When his friend Donatello made fun of him
he stopped painting, saw no one, spent his last years
“solitary, eccentric, melancholy and poor”,
working on intricate technical problems.
His wife said he’d refuse to come to bed,
saying “Oh, what a lovely thing is this perspective!”
He seems to me to have been a happy man.


Tabula Rasa

The hoopla! clang and return of the typewriter carriage
invests each line with a finally spurious authority.
The same is true of the genre of “nature poems”.
Birdlife regarded as historically portentous
or the cypresses as spelling out something in Umbrian
have all the easy felicity of soap.
The marquetry of incandescent cumulus over the hilltops
is an exercise in mere rococo; while in the village,
pointlessly, the Christian Democrats are dancing.
Rain sweeps in from Lago Trasimene
in this season of mauve flowers after the season of yellow.
I would hold, in point of making a statement,
against the nightingale’s obstinate aria
the lit and utter silence of fireflies.


Biennale, After Magritte

Consciousness regarded as an empty window
interrupted by the distant flight of a bird
or a cloud in tempera on eggshell-blue gesso
offers a crossroads of possibilities
you can always call internalised,
at least if you’re writing a poem.
And if you’re not
you can draw on garbled memories of King Kong and Godzilla,
the hunter-observer snug in his hide
in the fork of the tree by the swamp
while low in the corner of the flickering screen
the horrible thing rises and reaches out,
all the more terrifying
for being, really, so shoddily put together.


Gorey at the Biennale

The vaporetto founders in green slush,
wickerwork masks are hanging in the trees
aslant, with half-glimpsed smiles. A vague unease
seems to be centred on a certain bush.
Those little birds seem not quite right for birds,
these beetles have an odd seductive air.
Who ever heard of willow trees with hair?
Words keep suggesting other unwanted words.
It’s not that it’s not pretty in the park,
not that you feel there’s anything afoot,
but when you hear the little steamer’s toot
you hurry to get out before it’s dark.
Of course the gate is locked; of course you knew
the star attraction of the show was you.
[photo]


Grief

                    for Roseanne

Grief breaks the heart and yet the grief comes next.
Some lemon morning in a wash of rain
a brand-new horror comes to call again
and write a footnote to expunge the text.

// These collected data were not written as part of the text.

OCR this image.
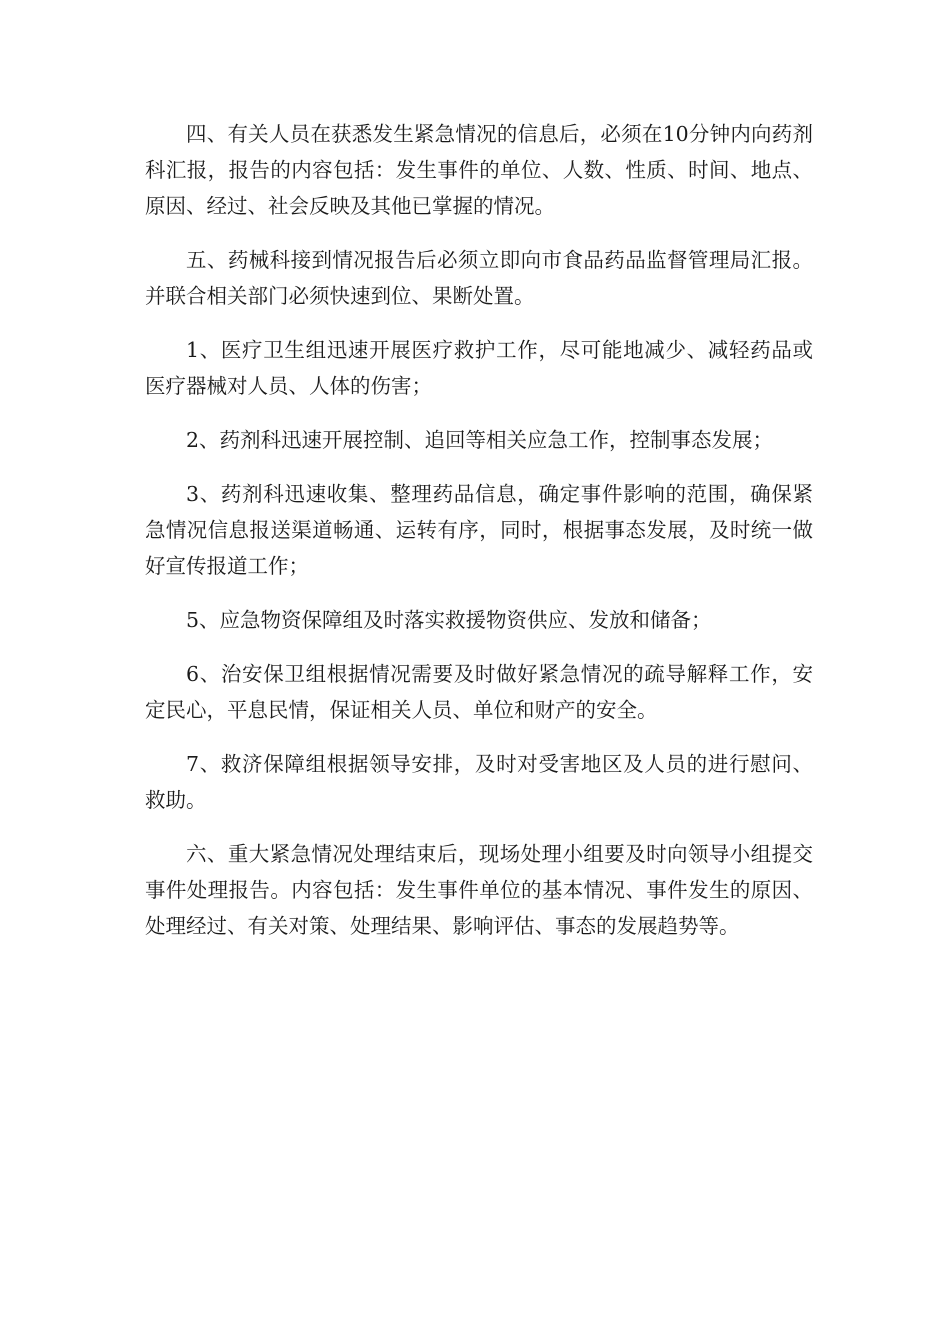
四、有关人员在获悉发生紧急情况的信息后，必须在10分钟内向药剂科汇报，报告的内容包括：发生事件的单位、人数、性质、时间、地点、原因、经过、社会反映及其他已掌握的情况。

五、药械科接到情况报告后必须立即向市食品药品监督管理局汇报。并联合相关部门必须快速到位、果断处置。

1、医疗卫生组迅速开展医疗救护工作，尽可能地减少、减轻药品或医疗器械对人员、人体的伤害；

2、药剂科迅速开展控制、追回等相关应急工作，控制事态发展；

3、药剂科迅速收集、整理药品信息，确定事件影响的范围，确保紧急情况信息报送渠道畅通、运转有序，同时，根据事态发展，及时统一做好宣传报道工作；

5、应急物资保障组及时落实救援物资供应、发放和储备；

6、治安保卫组根据情况需要及时做好紧急情况的疏导解释工作，安定民心，平息民情，保证相关人员、单位和财产的安全。

7、救济保障组根据领导安排，及时对受害地区及人员的进行慰问、救助。

六、重大紧急情况处理结束后，现场处理小组要及时向领导小组提交事件处理报告。内容包括：发生事件单位的基本情况、事件发生的原因、处理经过、有关对策、处理结果、影响评估、事态的发展趋势等。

The gall slips down and hardly hurts at all;
your scholarly rescensions of the past
prove to your satisfaction that at last
time counterloops and paradoxes pall.

Your paintings have been swapped for cheap engravings,
all trace of colour has been washed away,
it’s 3 a.m. although you know it’s day,
the bank’s engrossed your past and future savings.

          Love is the subject and love’s loss the text.
          Grief breaks the heart and yet the grief comes next.